Medical Misconception: Waiting To Go

Each month, we weigh in on a health and wellness myth and explain the real cause behind the malady.

This month’s misconception: Waiting to go to the bathroom isn’t harmful.

Everyone is guilty of waiting to use the bathroom at one time or another. Controlling our bladder is a necessity and completely normal, and so is the need to relieve ourselves to rid our bodies of unnecessary waste product. However, waiting too long to go can result in many health problems, some severe.

Waiting to go can cause a urinary tract infection (UTI).

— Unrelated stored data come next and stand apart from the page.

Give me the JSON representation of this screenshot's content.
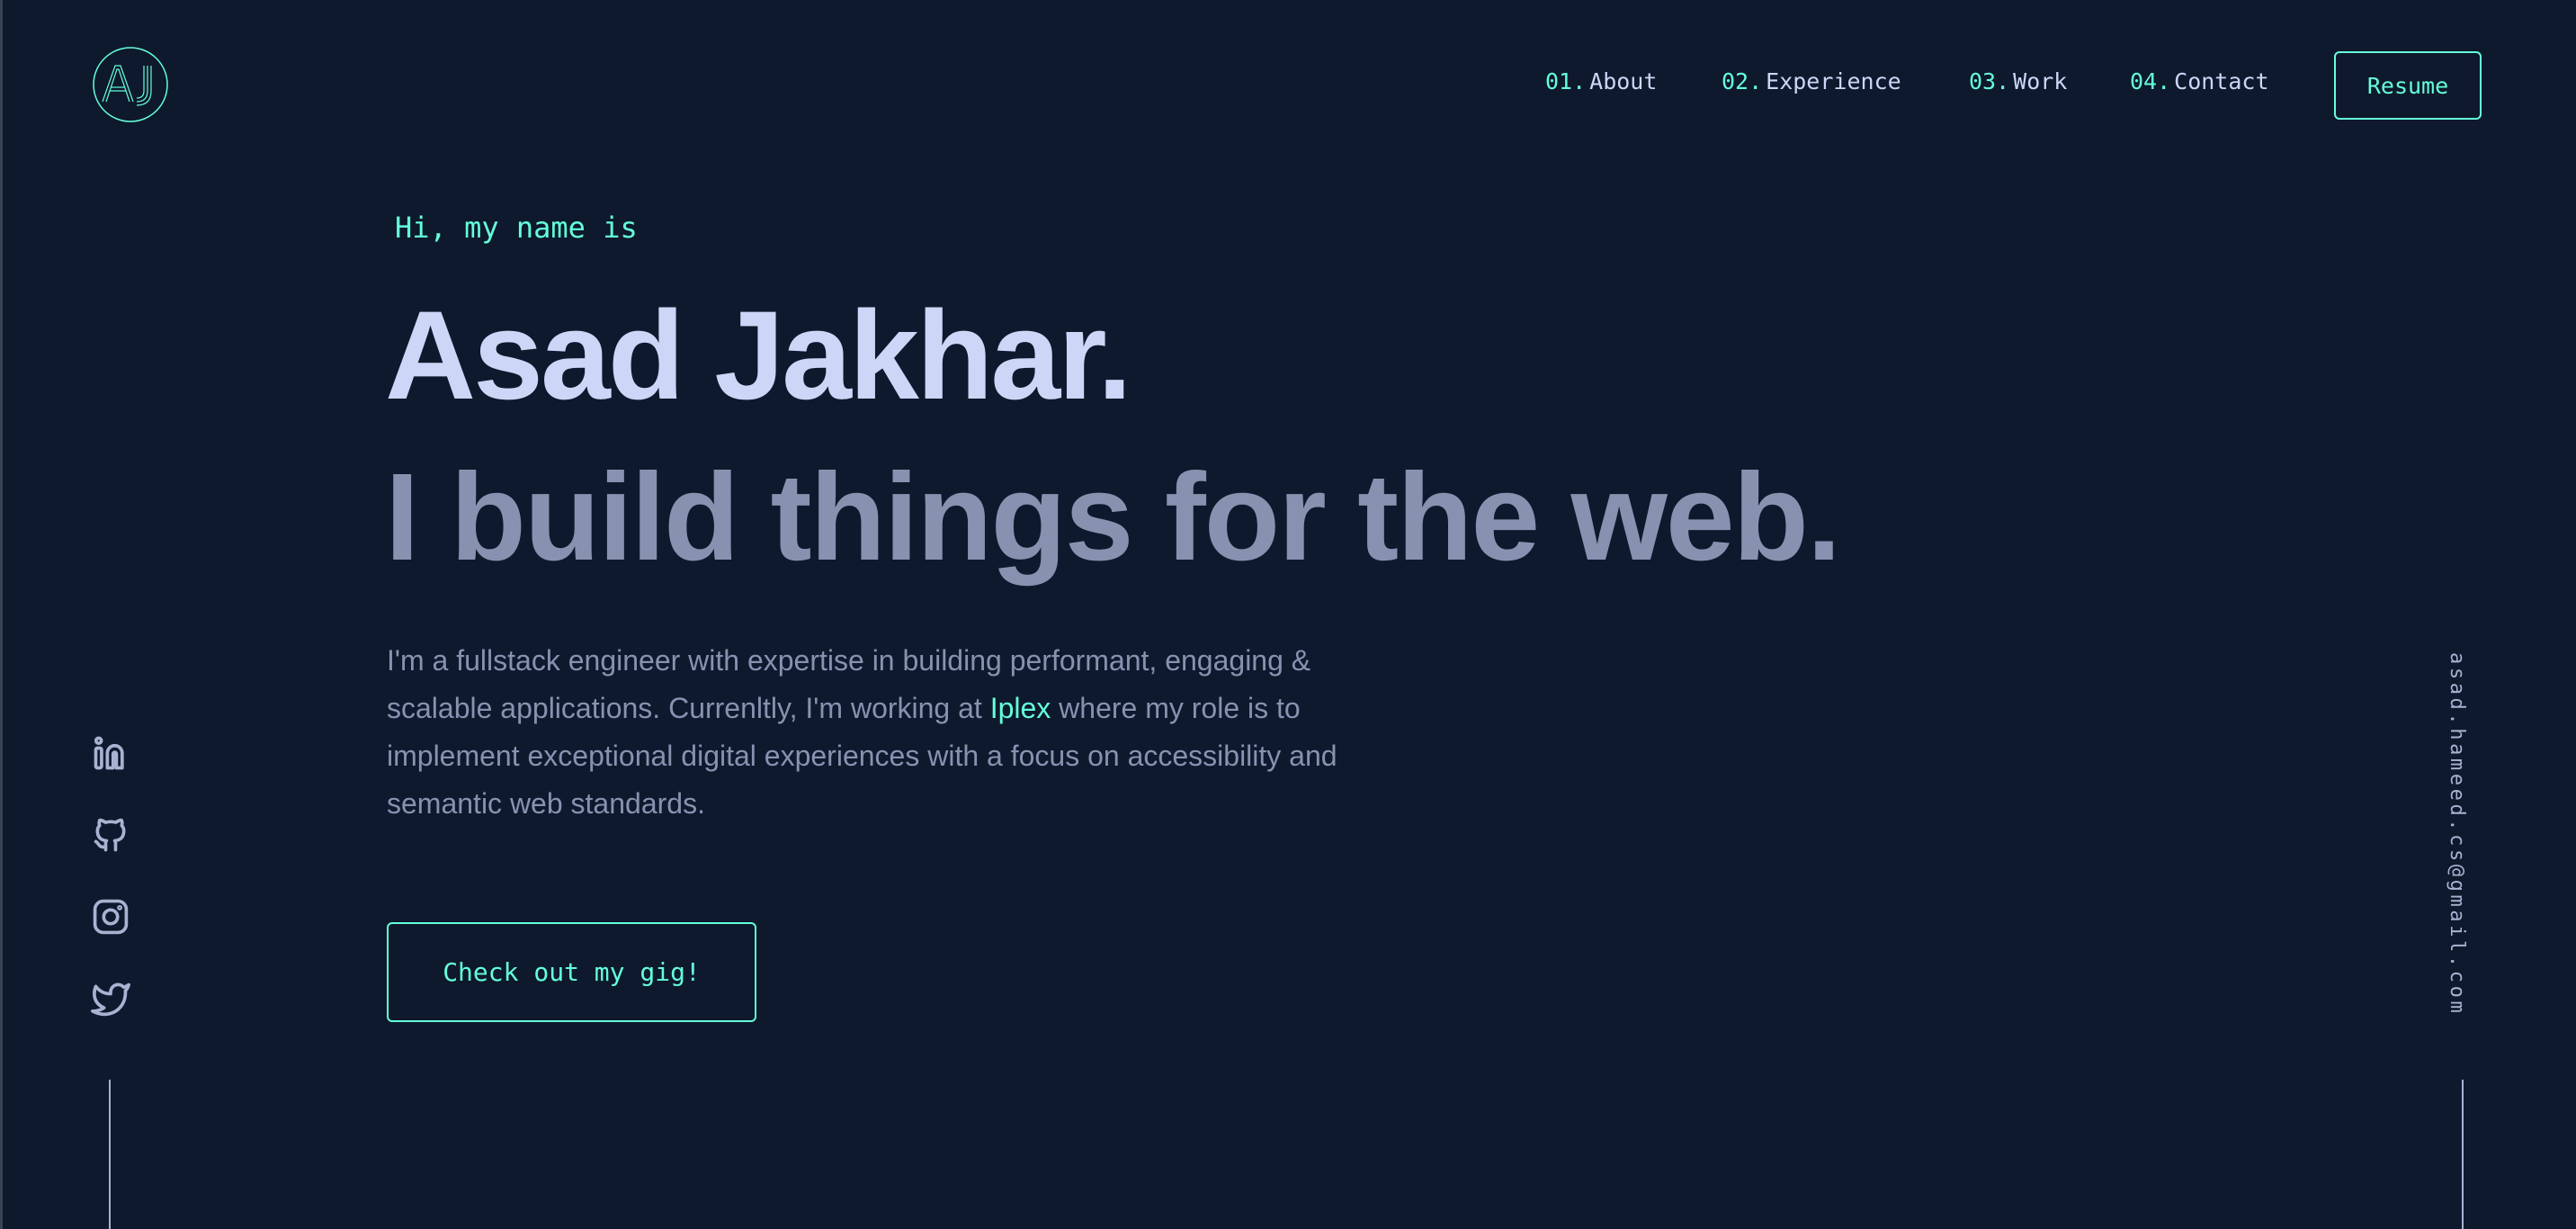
{
  "logo": {
    "text": "AJ"
  },
  "nav": {
    "items": [
      {
        "num": "01.",
        "label": "About"
      },
      {
        "num": "02.",
        "label": "Experience"
      },
      {
        "num": "03.",
        "label": "Work"
      },
      {
        "num": "04.",
        "label": "Contact"
      }
    ],
    "resume": "Resume"
  },
  "hero": {
    "greeting": "Hi, my name is",
    "name": "Asad Jakhar.",
    "tagline": "I build things for the web.",
    "bio_before": "I'm a fullstack engineer with expertise in building performant, engaging & scalable applications. Currenltly, I'm working at ",
    "bio_link": "Iplex",
    "bio_after": " where my role is to implement exceptional digital experiences with a focus on accessibility and semantic web standards.",
    "cta": "Check out my gig!"
  },
  "social": [
    "linkedin-icon",
    "github-icon",
    "instagram-icon",
    "twitter-icon"
  ],
  "email": "asad.hameed.cs@gmail.com",
  "colors": {
    "background": "#0e192d",
    "accent": "#64ffda",
    "heading": "#ccd6f6",
    "muted": "#8892b0"
  }
}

This occurs when bacteria present in urine build up in your bladder. Symptoms of a UTI include burning when you urinate; a frequent or intense urge to urinate (even though little comes out when you do); pain or pressure in your back or lower abdomen; and cloudy, dark, bloody or strange-smelling urine. UTIs also can lead to incontinence, where you may lose your ability to “wait to go.”

UTIs can eventually spread to your kidneys and lead to greater damage, such as the development of kidney stones. These solid crystals form in the kidney from excess sodium or calcium, and when they leave the body through the urinary tract, they can cause unbearable pain and nausea.

Cystitis is another health problem that can develop when you wait to go. Affecting mostly women, this occurs when the walls of the bladder become inflamed, resulting in pelvic pain, burning and/or pain when urinating, and urinating frequently.

Waiting to go can also cause your bladder muscles to over stretch, weakening your bladder, preventing it from emptying well and forcing you to make more trips to the bathroom.

But waiting to go problems don’t just have to do with urination. The rectum can develop problems if you consistently hold your bowel movements. The most common consequence is chronic constipation, which leads to bloating and abdominal pain.

The best words of advice to follow is “when you feel the need to go, you should go.”